A Holy Week meditation.
It is a hard story to hear.
The passion narrative.
Especially told in its entirety.
Beginning with Jesus’ final entry into Jerusalem. The unplanned and humble procession. The hurried welcome of his followers. It was a mimicry of the kind of lavish processions held when the Roman emperor came to town.
Everything he did was a counterpoint to the earthly, imperial way of life that held sway over that little country.
We think of Jesus and his band of disciples as BIG NEWS in Galilee. Making headlines in the local papers; causing a media firestorm what with the miracles and healings and large gatherings…
In fact, Jesus and the early community of his followers were a tiny minority, an overlooked group group of oddballs existing on the margins of society. On the sharp edge of life where nothing is safe and danger lurks around every corner.
Those people, his disciples and followers, dusty peasants and subsistence farmers; desperate women forced to sell their bodies and widows begging for food to feed their children; tax collectors living under the thumb of the government’s threats.
And yet… it was the strength of his message, his insistence, his stubbornness, his willingness to put himself in the line of fire by marching straight to the Temple courtyard to voice his protests, that brought him to the attention of imperial forces and local government.
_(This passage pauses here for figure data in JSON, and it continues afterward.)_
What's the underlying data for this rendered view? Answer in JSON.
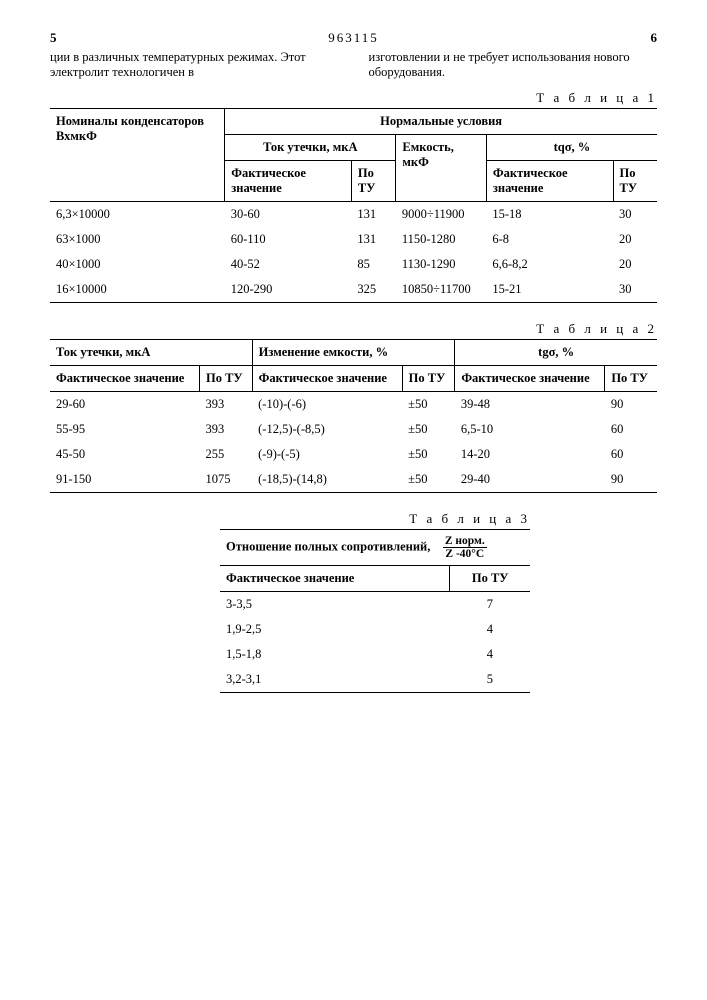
{
  "header": {
    "left_col_num": "5",
    "doc_number": "963115",
    "right_col_num": "6"
  },
  "intro": {
    "left": "ции в различных температурных режимах. Этот электролит технологичен в",
    "right": "изготовлении и не требует использования нового оборудования."
  },
  "table1": {
    "label": "Т а б л и ц а  1",
    "h_nominal": "Номиналы конденсаторов ВхмкФ",
    "h_normal": "Нормальные условия",
    "h_leak": "Ток утечки, мкА",
    "h_cap": "Емкость, мкФ",
    "h_tg": "tqσ, %",
    "h_fact": "Фактическое значение",
    "h_tu": "По ТУ",
    "columns": [
      "nominal",
      "leak_fact",
      "leak_tu",
      "cap",
      "tg_fact",
      "tg_tu"
    ],
    "rows": [
      [
        "6,3×10000",
        "30-60",
        "131",
        "9000÷11900",
        "15-18",
        "30"
      ],
      [
        "63×1000",
        "60-110",
        "131",
        "1150-1280",
        "6-8",
        "20"
      ],
      [
        "40×1000",
        "40-52",
        "85",
        "1130-1290",
        "6,6-8,2",
        "20"
      ],
      [
        "16×10000",
        "120-290",
        "325",
        "10850÷11700",
        "15-21",
        "30"
      ]
    ]
  },
  "table2": {
    "label": "Т а б л и ц а  2",
    "h_leak": "Ток утечки, мкА",
    "h_cap_change": "Изменение емкости, %",
    "h_tg": "tgσ, %",
    "h_fact": "Фактическое значение",
    "h_fact2": "Фактическое значение",
    "h_tu": "По ТУ",
    "rows": [
      [
        "29-60",
        "393",
        "(-10)-(-6)",
        "±50",
        "39-48",
        "90"
      ],
      [
        "55-95",
        "393",
        "(-12,5)-(-8,5)",
        "±50",
        "6,5-10",
        "60"
      ],
      [
        "45-50",
        "255",
        "(-9)-(-5)",
        "±50",
        "14-20",
        "60"
      ],
      [
        "91-150",
        "1075",
        "(-18,5)-(14,8)",
        "±50",
        "29-40",
        "90"
      ]
    ]
  },
  "table3": {
    "label": "Т а б л и ц а  3",
    "h_ratio": "Отношение полных сопротивлений,",
    "frac_num": "Z норм.",
    "frac_den": "Z -40°C",
    "h_fact": "Фактическое значение",
    "h_tu": "По ТУ",
    "rows": [
      [
        "3-3,5",
        "7"
      ],
      [
        "1,9-2,5",
        "4"
      ],
      [
        "1,5-1,8",
        "4"
      ],
      [
        "3,2-3,1",
        "5"
      ]
    ]
  }
}
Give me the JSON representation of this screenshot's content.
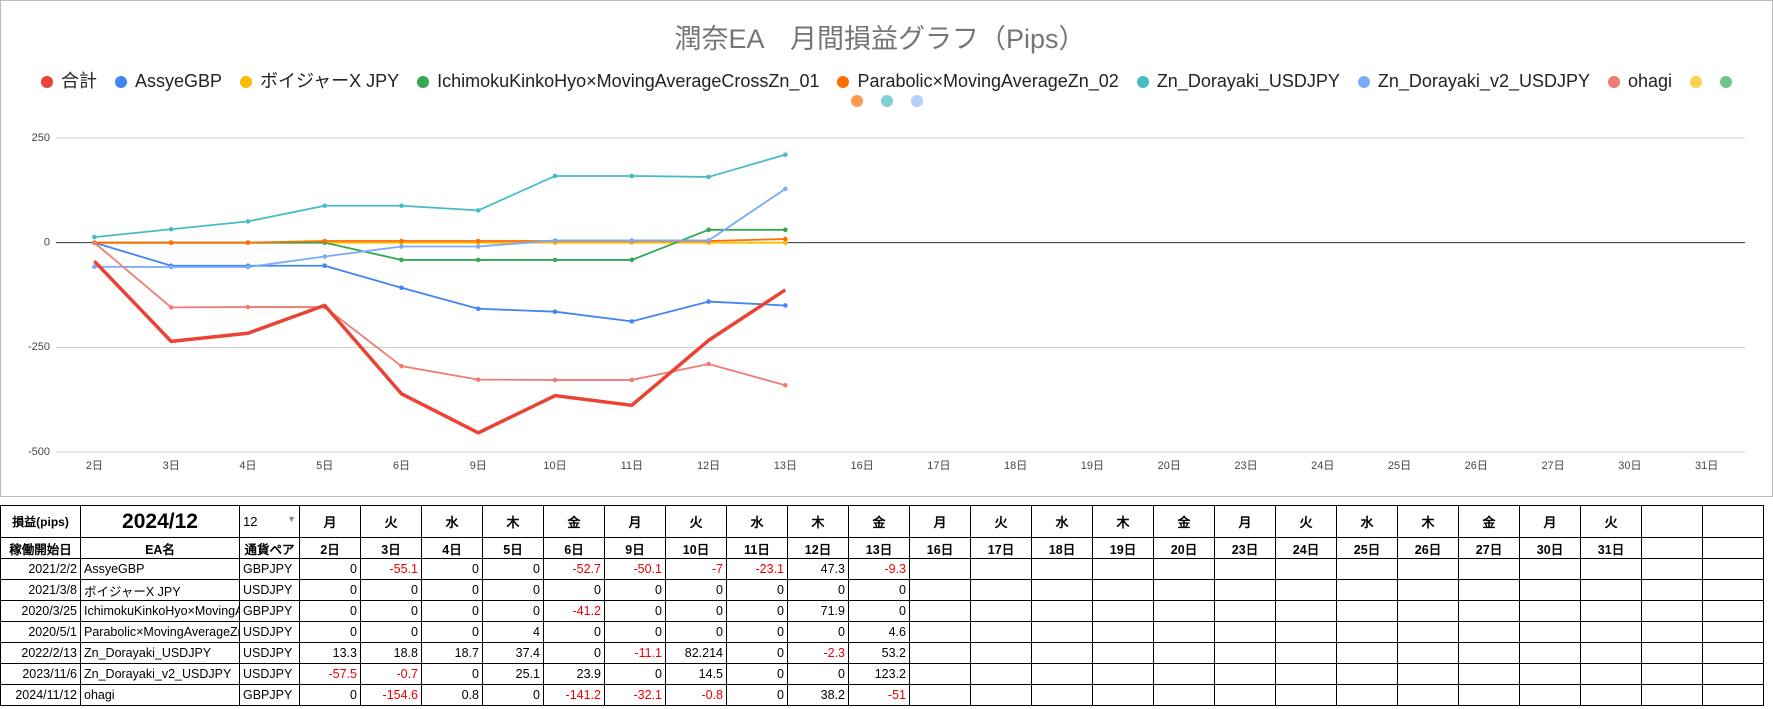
{
  "chart_data": {
    "type": "line",
    "title": "潤奈EA　月間損益グラフ（Pips）",
    "categories": [
      "2日",
      "3日",
      "4日",
      "5日",
      "6日",
      "9日",
      "10日",
      "11日",
      "12日",
      "13日",
      "16日",
      "17日",
      "18日",
      "19日",
      "20日",
      "23日",
      "24日",
      "25日",
      "26日",
      "27日",
      "30日",
      "31日"
    ],
    "series": [
      {
        "name": "AssyeGBP",
        "color": "#4285f4",
        "values": [
          0,
          -55.1,
          -55.1,
          -55.1,
          -107.8,
          -157.9,
          -164.9,
          -188,
          -140.7,
          -150,
          null,
          null,
          null,
          null,
          null,
          null,
          null,
          null,
          null,
          null,
          null,
          null
        ]
      },
      {
        "name": "ボイジャーX JPY",
        "color": "#fbbc04",
        "values": [
          0,
          0,
          0,
          0,
          0,
          0,
          0,
          0,
          0,
          0,
          null,
          null,
          null,
          null,
          null,
          null,
          null,
          null,
          null,
          null,
          null,
          null
        ]
      },
      {
        "name": "IchimokuKinkoHyo×MovingAverageCrossZn_01",
        "color": "#34a853",
        "values": [
          0,
          0,
          0,
          0,
          -41.2,
          -41.2,
          -41.2,
          -41.2,
          30.7,
          30.7,
          null,
          null,
          null,
          null,
          null,
          null,
          null,
          null,
          null,
          null,
          null,
          null
        ]
      },
      {
        "name": "Parabolic×MovingAverageZn_02",
        "color": "#ff6d01",
        "values": [
          0,
          0,
          0,
          4,
          4,
          4,
          4,
          4,
          4,
          8.6,
          null,
          null,
          null,
          null,
          null,
          null,
          null,
          null,
          null,
          null,
          null,
          null
        ]
      },
      {
        "name": "Zn_Dorayaki_USDJPY",
        "color": "#46bdc6",
        "values": [
          13.3,
          32.1,
          50.8,
          88.2,
          88.2,
          77.1,
          159.314,
          159.314,
          157.014,
          210.214,
          null,
          null,
          null,
          null,
          null,
          null,
          null,
          null,
          null,
          null,
          null,
          null
        ]
      },
      {
        "name": "Zn_Dorayaki_v2_USDJPY",
        "color": "#7baaf7",
        "values": [
          -57.5,
          -58.2,
          -58.2,
          -33.1,
          -9.2,
          -9.2,
          5.3,
          5.3,
          5.3,
          128.5,
          null,
          null,
          null,
          null,
          null,
          null,
          null,
          null,
          null,
          null,
          null,
          null
        ]
      },
      {
        "name": "ohagi",
        "color": "#f07b72",
        "values": [
          0,
          -154.6,
          -153.8,
          -153.8,
          -295,
          -327.1,
          -327.9,
          -327.9,
          -289.7,
          -340.7,
          null,
          null,
          null,
          null,
          null,
          null,
          null,
          null,
          null,
          null,
          null,
          null
        ]
      },
      {
        "name": "合計",
        "color": "#ea4335",
        "legend_first": true,
        "values": [
          -44.2,
          -235.8,
          -216.3,
          -149.8,
          -361,
          -454.3,
          -365.386,
          -388.486,
          -233.386,
          -112.686,
          null,
          null,
          null,
          null,
          null,
          null,
          null,
          null,
          null,
          null,
          null,
          null
        ]
      }
    ],
    "unnamed_series_colors": [
      "#fcd04f",
      "#71c287",
      "#ff994d",
      "#7ed1d7",
      "#b3cefb"
    ],
    "ylim": [
      -500,
      250
    ],
    "yticks": [
      -500,
      -250,
      0,
      250
    ],
    "grid": true
  },
  "table": {
    "title": "損益(pips)",
    "month": "2024/12",
    "month_select": "12",
    "weekdays": [
      "月",
      "火",
      "水",
      "木",
      "金",
      "月",
      "火",
      "水",
      "木",
      "金",
      "月",
      "火",
      "水",
      "木",
      "金",
      "月",
      "火",
      "水",
      "木",
      "金",
      "月",
      "火"
    ],
    "headers": [
      "稼働開始日",
      "EA名",
      "通貨ペア"
    ],
    "rows": [
      {
        "start": "2021/2/2",
        "name": "AssyeGBP",
        "pair": "GBPJPY",
        "values": [
          0,
          -55.1,
          0,
          0,
          -52.7,
          -50.1,
          -7,
          -23.1,
          47.3,
          -9.3
        ]
      },
      {
        "start": "2021/3/8",
        "name": "ボイジャーX JPY",
        "pair": "USDJPY",
        "values": [
          0,
          0,
          0,
          0,
          0,
          0,
          0,
          0,
          0,
          0
        ]
      },
      {
        "start": "2020/3/25",
        "name": "IchimokuKinkoHyo×MovingAverageCrossZn_01",
        "pair": "GBPJPY",
        "values": [
          0,
          0,
          0,
          0,
          -41.2,
          0,
          0,
          0,
          71.9,
          0
        ]
      },
      {
        "start": "2020/5/1",
        "name": "Parabolic×MovingAverageZn_02",
        "pair": "USDJPY",
        "values": [
          0,
          0,
          0,
          4,
          0,
          0,
          0,
          0,
          0,
          4.6
        ]
      },
      {
        "start": "2022/2/13",
        "name": "Zn_Dorayaki_USDJPY",
        "pair": "USDJPY",
        "values": [
          13.3,
          18.8,
          18.7,
          37.4,
          0,
          -11.1,
          82.214,
          0,
          -2.3,
          53.2
        ]
      },
      {
        "start": "2023/11/6",
        "name": "Zn_Dorayaki_v2_USDJPY",
        "pair": "USDJPY",
        "values": [
          -57.5,
          -0.7,
          0,
          25.1,
          23.9,
          0,
          14.5,
          0,
          0,
          123.2
        ]
      },
      {
        "start": "2024/11/12",
        "name": "ohagi",
        "pair": "GBPJPY",
        "values": [
          0,
          -154.6,
          0.8,
          0,
          -141.2,
          -32.1,
          -0.8,
          0,
          38.2,
          -51
        ]
      }
    ]
  }
}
Another prophet to be dealt with. Another rabble-rouser to be put in his place.
We think of the day of Jesus’ death as the main event in Jerusalem. But his was one of hundreds and thousands of similar deaths. It was a landscape of hills and crucifixes, as far as the eye could see. No fair trials, no representation, no plea bargains, no mercy.
And yet… it his story that is pulled from the edges of existence. His tomb that is found empty on the third day. His followers who begin to gather in one another’s houses to break bread and bless a cup and tell his story. His life, his ministry, his death, and ultimately his resurrection, that continue to pull us from the edges of our existence.
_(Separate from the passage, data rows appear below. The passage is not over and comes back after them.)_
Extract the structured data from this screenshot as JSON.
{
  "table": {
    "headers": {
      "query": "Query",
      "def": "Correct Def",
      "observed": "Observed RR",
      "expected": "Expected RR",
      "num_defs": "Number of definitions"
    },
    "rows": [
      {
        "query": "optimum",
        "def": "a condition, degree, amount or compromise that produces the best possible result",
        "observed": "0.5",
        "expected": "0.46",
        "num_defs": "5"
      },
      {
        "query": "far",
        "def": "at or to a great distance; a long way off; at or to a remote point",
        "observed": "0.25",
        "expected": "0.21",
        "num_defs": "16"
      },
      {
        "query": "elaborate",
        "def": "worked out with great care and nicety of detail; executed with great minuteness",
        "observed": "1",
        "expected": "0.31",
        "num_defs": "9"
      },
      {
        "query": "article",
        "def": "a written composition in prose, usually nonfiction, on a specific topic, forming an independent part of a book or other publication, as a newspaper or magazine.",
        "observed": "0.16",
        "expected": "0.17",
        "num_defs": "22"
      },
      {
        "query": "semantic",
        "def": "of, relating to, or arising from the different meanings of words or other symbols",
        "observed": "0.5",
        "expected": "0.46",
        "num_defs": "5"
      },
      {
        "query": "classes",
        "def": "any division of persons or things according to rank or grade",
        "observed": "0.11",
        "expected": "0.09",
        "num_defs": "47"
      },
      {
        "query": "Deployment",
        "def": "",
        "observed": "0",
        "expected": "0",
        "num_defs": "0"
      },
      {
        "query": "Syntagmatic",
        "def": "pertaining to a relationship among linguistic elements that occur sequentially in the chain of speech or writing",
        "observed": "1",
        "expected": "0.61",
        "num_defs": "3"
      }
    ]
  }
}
We aren’t there yet. We’ve a week to ponder the heartache and violence that sits at the center of the Christian narrative. Though who really needs Holy Week as a reason to sit in a heap of ash and suffer? We’ve heaps of heaps of ashes all around us. Suffering for days, with plenty leftover.
But this week, it’s not our suffering, not our heap of ashes. Not our mistakes, nor our victimhood. Not our pain and not the sharp edge we balance on between life and death.
This week we attempt to tolerate the intolerable by acknowledging that God does, in fact, know the depths of pain we experience. God is not the cause of suffering, nor its source. But in sitting deep within the story of Holy Week, maybe we can understand in some new way how God is present in our suffering and suffers with us.
For one reason and one reason only: love. A love so deep that it will live on the very edge of existence and even disappear into the abyss, only to emerge three days later to say,
“There is nowhere that you can go that I cannot find you.”